Kevin: Well, it is true what they say; a solution is only as good as the data flowing through it! IQ definitely helps and supports teams to lower the number of alerts and incidents. One of the things it does well, is help navigate to the root-cause of an outage faster, which in turn reduces downtime and improves the user experience. What can teams do? Make sure that their monitoring systems have a good set of rules and thresholds in place that ensures that the alerts that are being pushed to iQ, are relevant and actionable. Make sure your monitoring systems are properly tuned and stay in contact with application / service owners. You will need to hear from them when there is maintenance planned, so you can plan this accordingly as well. Have e a process in place to ensure your critical services are put in a form of Maintenance Mode if they’re working on it. This will also likely avoid alert storms!
If the alarms are being automatically prioritized by the software, is it possible to run a report of all alarms for the day so I can review any low risk alarms that I need to be made aware of?
Klaas: Because iQ stores all the information we pull from those integrated systems into Elasticsearch, this flexible data store comes with reporting capability, so with that you can create your reports.
Kevin: Something at senior level management and higher level management always wants to see is “what is the health state” and “how are my services running”? One of the things that iQ does really well is allow you to create very specific perspectives or dashboards for them, so they only get to see what’s relevant for them.
For critical alarm notifications, what are the ways in which iQ will notify my team and will it notify everyone in the department of specific individuals?
Kevin: iQ has several ways of notifying users when something is affected.
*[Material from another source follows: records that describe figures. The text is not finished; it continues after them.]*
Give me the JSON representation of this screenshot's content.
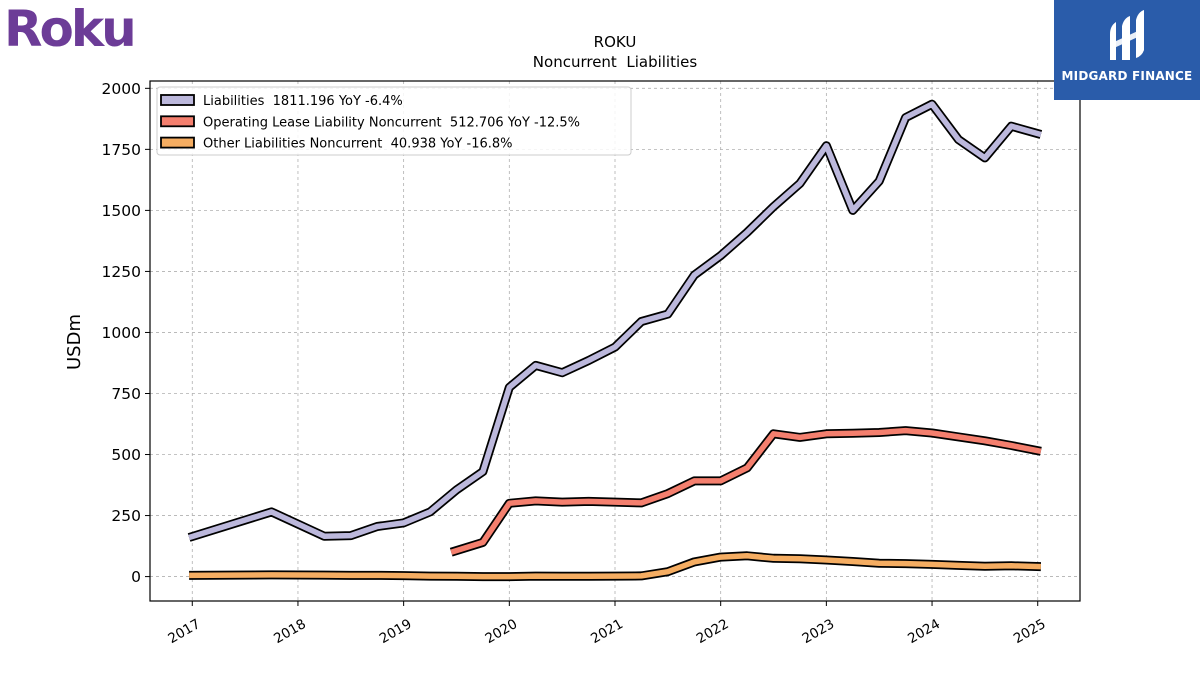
{
  "brand": {
    "company_logo": "Roku",
    "publisher_logo": "MIDGARD FINANCE"
  },
  "chart_data": {
    "type": "line",
    "title": "ROKU",
    "subtitle": "Noncurrent  Liabilities",
    "xlabel": "",
    "ylabel": "USDm",
    "ylim": [
      -100,
      2030
    ],
    "xlim": [
      2016.6,
      2025.4
    ],
    "yticks": [
      0,
      250,
      500,
      750,
      1000,
      1250,
      1500,
      1750,
      2000
    ],
    "xticks": [
      2017,
      2018,
      2019,
      2020,
      2021,
      2022,
      2023,
      2024,
      2025
    ],
    "grid": true,
    "legend_position": "top-left",
    "series": [
      {
        "name": "Liabilities",
        "legend": "Liabilities  1811.196 YoY -6.4%",
        "color": "#bcb8dc",
        "points": [
          [
            2016.97,
            160
          ],
          [
            2017.75,
            265
          ],
          [
            2018.25,
            165
          ],
          [
            2018.5,
            168
          ],
          [
            2018.75,
            205
          ],
          [
            2019.0,
            220
          ],
          [
            2019.25,
            265
          ],
          [
            2019.5,
            355
          ],
          [
            2019.75,
            430
          ],
          [
            2020.0,
            775
          ],
          [
            2020.25,
            865
          ],
          [
            2020.5,
            835
          ],
          [
            2020.75,
            885
          ],
          [
            2021.0,
            940
          ],
          [
            2021.25,
            1045
          ],
          [
            2021.5,
            1075
          ],
          [
            2021.75,
            1235
          ],
          [
            2022.0,
            1315
          ],
          [
            2022.25,
            1410
          ],
          [
            2022.5,
            1515
          ],
          [
            2022.75,
            1610
          ],
          [
            2023.0,
            1765
          ],
          [
            2023.25,
            1500
          ],
          [
            2023.5,
            1620
          ],
          [
            2023.75,
            1880
          ],
          [
            2024.0,
            1935
          ],
          [
            2024.25,
            1790
          ],
          [
            2024.5,
            1715
          ],
          [
            2024.75,
            1845
          ],
          [
            2025.03,
            1811
          ]
        ]
      },
      {
        "name": "Operating Lease Liability Noncurrent",
        "legend": "Operating Lease Liability Noncurrent  512.706 YoY -12.5%",
        "color": "#f47f6e",
        "points": [
          [
            2019.45,
            100
          ],
          [
            2019.75,
            140
          ],
          [
            2020.0,
            300
          ],
          [
            2020.25,
            310
          ],
          [
            2020.5,
            305
          ],
          [
            2020.75,
            308
          ],
          [
            2021.0,
            305
          ],
          [
            2021.25,
            302
          ],
          [
            2021.5,
            340
          ],
          [
            2021.75,
            392
          ],
          [
            2022.0,
            392
          ],
          [
            2022.25,
            445
          ],
          [
            2022.5,
            585
          ],
          [
            2022.75,
            570
          ],
          [
            2023.0,
            585
          ],
          [
            2023.25,
            587
          ],
          [
            2023.5,
            590
          ],
          [
            2023.75,
            598
          ],
          [
            2024.0,
            588
          ],
          [
            2024.25,
            572
          ],
          [
            2024.5,
            556
          ],
          [
            2024.75,
            537
          ],
          [
            2025.03,
            513
          ]
        ]
      },
      {
        "name": "Other Liabilities Noncurrent",
        "legend": "Other Liabilities Noncurrent  40.938 YoY -16.8%",
        "color": "#f5ad62",
        "points": [
          [
            2016.97,
            5
          ],
          [
            2017.75,
            7
          ],
          [
            2018.25,
            6
          ],
          [
            2018.5,
            5
          ],
          [
            2018.75,
            5
          ],
          [
            2019.0,
            4
          ],
          [
            2019.25,
            2
          ],
          [
            2019.5,
            1
          ],
          [
            2019.75,
            0
          ],
          [
            2020.0,
            0
          ],
          [
            2020.25,
            2
          ],
          [
            2020.5,
            1
          ],
          [
            2020.75,
            1
          ],
          [
            2021.0,
            2
          ],
          [
            2021.25,
            3
          ],
          [
            2021.5,
            20
          ],
          [
            2021.75,
            60
          ],
          [
            2022.0,
            80
          ],
          [
            2022.25,
            85
          ],
          [
            2022.5,
            75
          ],
          [
            2022.75,
            73
          ],
          [
            2023.0,
            68
          ],
          [
            2023.25,
            62
          ],
          [
            2023.5,
            55
          ],
          [
            2023.75,
            53
          ],
          [
            2024.0,
            50
          ],
          [
            2024.25,
            46
          ],
          [
            2024.5,
            42
          ],
          [
            2024.75,
            44
          ],
          [
            2025.03,
            41
          ]
        ]
      }
    ]
  }
}
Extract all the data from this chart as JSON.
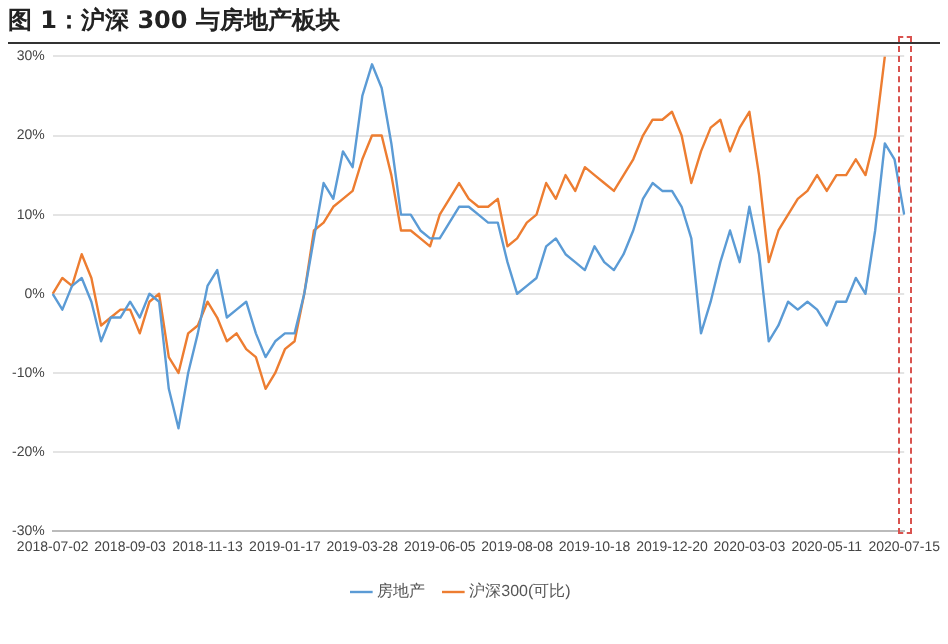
{
  "chart_data": {
    "type": "line",
    "title": "图 1：沪深 300 与房地产板块",
    "categories": [
      "2018-07-02",
      null,
      null,
      null,
      null,
      null,
      null,
      null,
      "2018-09-03",
      null,
      null,
      null,
      null,
      null,
      null,
      null,
      "2018-11-13",
      null,
      null,
      null,
      null,
      null,
      null,
      null,
      "2019-01-17",
      null,
      null,
      null,
      null,
      null,
      null,
      null,
      "2019-03-28",
      null,
      null,
      null,
      null,
      null,
      null,
      null,
      "2019-06-05",
      null,
      null,
      null,
      null,
      null,
      null,
      null,
      "2019-08-08",
      null,
      null,
      null,
      null,
      null,
      null,
      null,
      "2019-10-18",
      null,
      null,
      null,
      null,
      null,
      null,
      null,
      "2019-12-20",
      null,
      null,
      null,
      null,
      null,
      null,
      null,
      "2020-03-03",
      null,
      null,
      null,
      null,
      null,
      null,
      null,
      "2020-05-11",
      null,
      null,
      null,
      null,
      null,
      null,
      null,
      "2020-07-15"
    ],
    "series": [
      {
        "name": "房地产",
        "color": "#5b9bd5",
        "values": [
          0,
          -2,
          1,
          2,
          -1,
          -6,
          -3,
          -3,
          -1,
          -3,
          0,
          -1,
          -12,
          -17,
          -10,
          -5,
          1,
          3,
          -3,
          -2,
          -1,
          -5,
          -8,
          -6,
          -5,
          -5,
          0,
          7,
          14,
          12,
          18,
          16,
          25,
          29,
          26,
          19,
          10,
          10,
          8,
          7,
          7,
          9,
          11,
          11,
          10,
          9,
          9,
          4,
          0,
          1,
          2,
          6,
          7,
          5,
          4,
          3,
          6,
          4,
          3,
          5,
          8,
          12,
          14,
          13,
          13,
          11,
          7,
          -5,
          -1,
          4,
          8,
          4,
          11,
          5,
          -6,
          -4,
          -1,
          -2,
          -1,
          -2,
          -4,
          -1,
          -1,
          2,
          0,
          8,
          19,
          17,
          10
        ]
      },
      {
        "name": "沪深300(可比)",
        "color": "#ed7d31",
        "values": [
          0,
          2,
          1,
          5,
          2,
          -4,
          -3,
          -2,
          -2,
          -5,
          -1,
          0,
          -8,
          -10,
          -5,
          -4,
          -1,
          -3,
          -6,
          -5,
          -7,
          -8,
          -12,
          -10,
          -7,
          -6,
          0,
          8,
          9,
          11,
          12,
          13,
          17,
          20,
          20,
          15,
          8,
          8,
          7,
          6,
          10,
          12,
          14,
          12,
          11,
          11,
          12,
          6,
          7,
          9,
          10,
          14,
          12,
          15,
          13,
          16,
          15,
          14,
          13,
          15,
          17,
          20,
          22,
          22,
          23,
          20,
          14,
          18,
          21,
          22,
          18,
          21,
          23,
          15,
          4,
          8,
          10,
          12,
          13,
          15,
          13,
          15,
          15,
          17,
          15,
          20,
          30,
          null,
          null
        ]
      }
    ],
    "ylim": [
      -30,
      30
    ],
    "yticks": [
      {
        "value": -30,
        "label": "-30%"
      },
      {
        "value": -20,
        "label": "-20%"
      },
      {
        "value": -10,
        "label": "-10%"
      },
      {
        "value": 0,
        "label": "0%"
      },
      {
        "value": 10,
        "label": "10%"
      },
      {
        "value": 20,
        "label": "20%"
      },
      {
        "value": 30,
        "label": "30%"
      }
    ],
    "grid": "y",
    "legend": "bottom",
    "marker": "none"
  }
}
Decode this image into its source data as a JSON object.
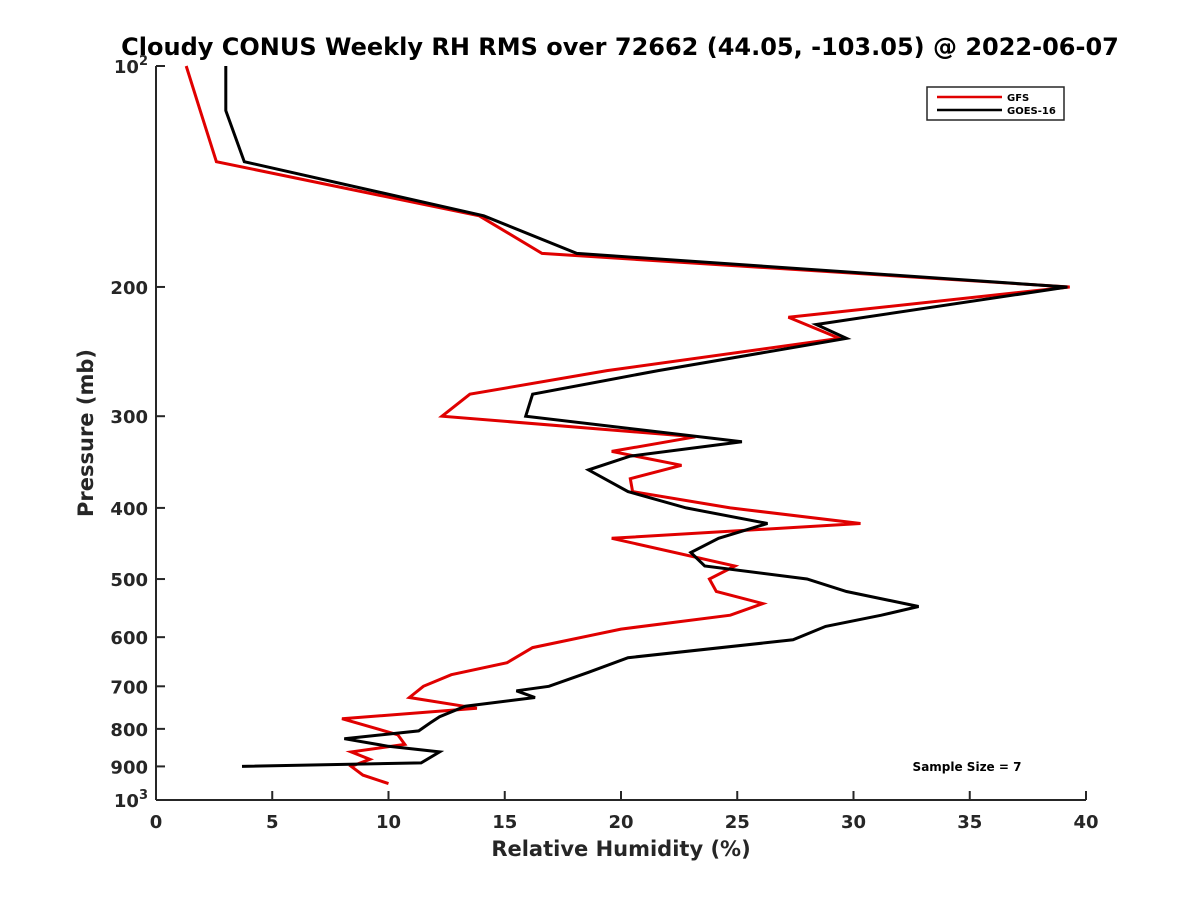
{
  "chart_data": {
    "type": "line",
    "title": "Cloudy CONUS Weekly RH RMS over 72662 (44.05, -103.05) @ 2022-06-07",
    "xlabel": "Relative Humidity (%)",
    "ylabel": "Pressure (mb)",
    "xlim": [
      0,
      40
    ],
    "ylim": [
      100,
      1000
    ],
    "y_scale": "log",
    "y_reversed": true,
    "x_ticks": [
      {
        "value": 0,
        "label": "0"
      },
      {
        "value": 5,
        "label": "5"
      },
      {
        "value": 10,
        "label": "10"
      },
      {
        "value": 15,
        "label": "15"
      },
      {
        "value": 20,
        "label": "20"
      },
      {
        "value": 25,
        "label": "25"
      },
      {
        "value": 30,
        "label": "30"
      },
      {
        "value": 35,
        "label": "35"
      },
      {
        "value": 40,
        "label": "40"
      }
    ],
    "y_ticks": [
      {
        "value": 100,
        "label": "10",
        "sup": "2"
      },
      {
        "value": 200,
        "label": "200"
      },
      {
        "value": 300,
        "label": "300"
      },
      {
        "value": 400,
        "label": "400"
      },
      {
        "value": 500,
        "label": "500"
      },
      {
        "value": 600,
        "label": "600"
      },
      {
        "value": 700,
        "label": "700"
      },
      {
        "value": 800,
        "label": "800"
      },
      {
        "value": 900,
        "label": "900"
      },
      {
        "value": 1000,
        "label": "10",
        "sup": "3"
      }
    ],
    "grid": false,
    "legend_position": "top-right",
    "series": [
      {
        "name": "GFS",
        "color": "#e00000",
        "points": [
          [
            1.3,
            100
          ],
          [
            1.9,
            115
          ],
          [
            2.6,
            135
          ],
          [
            13.9,
            160
          ],
          [
            16.6,
            180
          ],
          [
            39.3,
            200
          ],
          [
            27.2,
            220
          ],
          [
            29.4,
            235
          ],
          [
            19.4,
            260
          ],
          [
            13.5,
            280
          ],
          [
            12.3,
            300
          ],
          [
            23.2,
            320
          ],
          [
            19.6,
            335
          ],
          [
            22.6,
            350
          ],
          [
            20.4,
            365
          ],
          [
            20.5,
            380
          ],
          [
            24.7,
            400
          ],
          [
            30.3,
            420
          ],
          [
            19.6,
            440
          ],
          [
            24.9,
            480
          ],
          [
            23.8,
            500
          ],
          [
            24.1,
            520
          ],
          [
            26.1,
            540
          ],
          [
            24.7,
            560
          ],
          [
            20.0,
            585
          ],
          [
            16.2,
            620
          ],
          [
            15.1,
            650
          ],
          [
            12.7,
            675
          ],
          [
            11.5,
            700
          ],
          [
            10.9,
            725
          ],
          [
            13.8,
            750
          ],
          [
            8.0,
            775
          ],
          [
            10.4,
            815
          ],
          [
            10.7,
            840
          ],
          [
            8.4,
            860
          ],
          [
            9.2,
            880
          ],
          [
            8.4,
            900
          ],
          [
            8.9,
            925
          ],
          [
            10.0,
            950
          ]
        ]
      },
      {
        "name": "GOES-16",
        "color": "#000000",
        "points": [
          [
            3.0,
            100
          ],
          [
            3.0,
            115
          ],
          [
            3.8,
            135
          ],
          [
            14.1,
            160
          ],
          [
            18.1,
            180
          ],
          [
            39.2,
            200
          ],
          [
            28.4,
            225
          ],
          [
            29.7,
            235
          ],
          [
            21.6,
            260
          ],
          [
            16.2,
            280
          ],
          [
            15.9,
            300
          ],
          [
            25.2,
            325
          ],
          [
            20.4,
            340
          ],
          [
            18.6,
            355
          ],
          [
            20.3,
            380
          ],
          [
            22.8,
            400
          ],
          [
            26.3,
            420
          ],
          [
            24.2,
            440
          ],
          [
            23.0,
            460
          ],
          [
            23.6,
            480
          ],
          [
            28.0,
            500
          ],
          [
            29.7,
            520
          ],
          [
            32.8,
            545
          ],
          [
            31.2,
            560
          ],
          [
            28.8,
            580
          ],
          [
            27.4,
            605
          ],
          [
            20.3,
            640
          ],
          [
            18.6,
            670
          ],
          [
            16.9,
            700
          ],
          [
            15.5,
            710
          ],
          [
            16.3,
            725
          ],
          [
            13.3,
            745
          ],
          [
            12.2,
            770
          ],
          [
            11.8,
            785
          ],
          [
            11.3,
            805
          ],
          [
            8.1,
            825
          ],
          [
            10.0,
            845
          ],
          [
            12.2,
            860
          ],
          [
            11.4,
            890
          ],
          [
            3.7,
            900
          ]
        ]
      }
    ],
    "annotations": [
      {
        "text": "Sample Size = 7",
        "position": "bottom-right"
      }
    ]
  }
}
Usually the monitoring platforms themselves have ways to notify the teams, but because iQ collects and combines data from all of these sources, centralized notifications are helpful. This can be set up per e-mail through iQ. You can also define specific users receive alerts that are only relevant for them, meaning less alert e-mail notifications in general and more time spent on resolving these.
Do alarms in iQ let me know if there is an associated SLA that might be impacted?
Kevin: Yes, iQ provides that. Much like the e-mail alerts you can set for your Business Services or run reports based on this data, these can be separated out on the different perspectives. This means you can set up alerts for:
- End-User Experience: Are my users able to use/access the service?
- Application: Are the applications required to run the service healthy?
- Infrastructure: Is the underlying infrastructure still doing its job?
- SLA: Am I still meeting our SLAs this month, or am I at risk of breaching it?
These combined give a comprehensive view of the overall health of the customers’ services and ensures teams are only focused and working on alerts/incidents that are relevant for them.
What are the benefits my entire department will recognize by using iQ to handle my alarms?
Klaas: You have teams communicate better because they’re looking at the same tool. That will drive communication between diverse teams.
Kevin: Whenever a certain service goes down, it’s either being noticed by the customer or senior management. Then they start playing the blame game, they’re trying to look at their own little silo, they can’t find anything, so they say it must be someone else’s problem. This only takes organizations longer to resolve an issue because it’s hard for them to take responsibility. Because iQ is so transparent, you have all your data sources in one place, all you have to do is take a look if one of your boards or one of your services shows in a red state. It’s simply clicking on that red button to see exactly what the source of the alerts and the correct teams will have been already notified by email, if it’s correctly set up. It definitely helps with intercommunication between the teams- less of a finger-pointing game but more transforming that into a troubleshooting attitude. Everybody’s working on the same goal.